Waymark Code: WMDGK8
Location: South Wales, United Kingdom
Date Posted: 01/13/2012
Views: 5
Swansea Airport was built on what was originally common land during World War II. The aerodrome was opened on 15 June 1941 as RAF Fairwood Common, after taking nearly a year to develop. It was originally built to be a fighter station. The airport became a sector station within months of opening, taking on the responsibility of the air defence for the whole of South Wales.
The airfield fulfilled a variety of military roles during World War II, following which it was decommissioned by the RAF in 1946. It was not until 1956 that the RAF released the airport land to Swansea Corporation to allow the airport to be developed for commercial usage. In the following 20 years, a variety of airlines operated through the airport with varying degrees of success. Cambrian Airlines operated services to Jersey and Guernsey; and Morton Air Services operated a service to Gatwick. Scheduled regular flights then ceased in 1969. During the 1970s and 1980s, only ad-hoc and summer charter flights continued to operate.
The 1990s saw the arrival of Heli-air Wales to the airport, and so began the era of Helicopter Training in South Wales. In April 2000, Swansea entrepreneur Martin Morgan via his company Jaxx Landing Ltd., bought the remaining lease. Ambitious plans were put in place to upgrade the then run-down facilities.
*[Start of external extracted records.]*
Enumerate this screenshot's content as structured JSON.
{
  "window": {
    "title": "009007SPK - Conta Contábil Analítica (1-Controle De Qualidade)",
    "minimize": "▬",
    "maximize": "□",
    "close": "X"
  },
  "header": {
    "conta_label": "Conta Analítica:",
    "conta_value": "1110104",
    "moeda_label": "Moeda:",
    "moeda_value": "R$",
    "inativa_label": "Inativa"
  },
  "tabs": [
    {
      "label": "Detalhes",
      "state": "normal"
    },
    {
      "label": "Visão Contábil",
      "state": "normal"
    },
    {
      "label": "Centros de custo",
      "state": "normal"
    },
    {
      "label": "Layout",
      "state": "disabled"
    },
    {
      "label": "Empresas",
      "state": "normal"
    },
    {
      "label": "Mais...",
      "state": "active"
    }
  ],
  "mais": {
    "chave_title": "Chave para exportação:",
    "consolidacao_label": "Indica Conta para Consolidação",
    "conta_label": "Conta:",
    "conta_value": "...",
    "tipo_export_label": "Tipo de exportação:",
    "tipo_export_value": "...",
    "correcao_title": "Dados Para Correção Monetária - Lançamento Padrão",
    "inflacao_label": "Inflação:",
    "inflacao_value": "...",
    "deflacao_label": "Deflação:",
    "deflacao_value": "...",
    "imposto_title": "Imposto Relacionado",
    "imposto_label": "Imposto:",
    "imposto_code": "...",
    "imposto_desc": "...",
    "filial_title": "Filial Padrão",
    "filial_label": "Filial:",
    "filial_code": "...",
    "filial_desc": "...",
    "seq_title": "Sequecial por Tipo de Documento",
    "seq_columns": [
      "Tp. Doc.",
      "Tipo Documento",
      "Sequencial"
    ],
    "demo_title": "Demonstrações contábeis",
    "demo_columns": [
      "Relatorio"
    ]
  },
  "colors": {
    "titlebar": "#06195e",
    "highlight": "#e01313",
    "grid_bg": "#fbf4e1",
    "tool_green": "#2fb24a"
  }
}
The airport changed ownership again in 2003, when the Morgans sold their interest in the airport to Swansea Airport Limited, owned by Air Wales owner and director Roy Thomas, who was appointed CEO of the airport company.
The airport was, for a short time, the headquarters of Air Wales before they ceased all operations from the airport to focus on more popular routes from Cardiff International Airport, although before their demise, the headquarters remained in Swansea, instead at a city-centre location.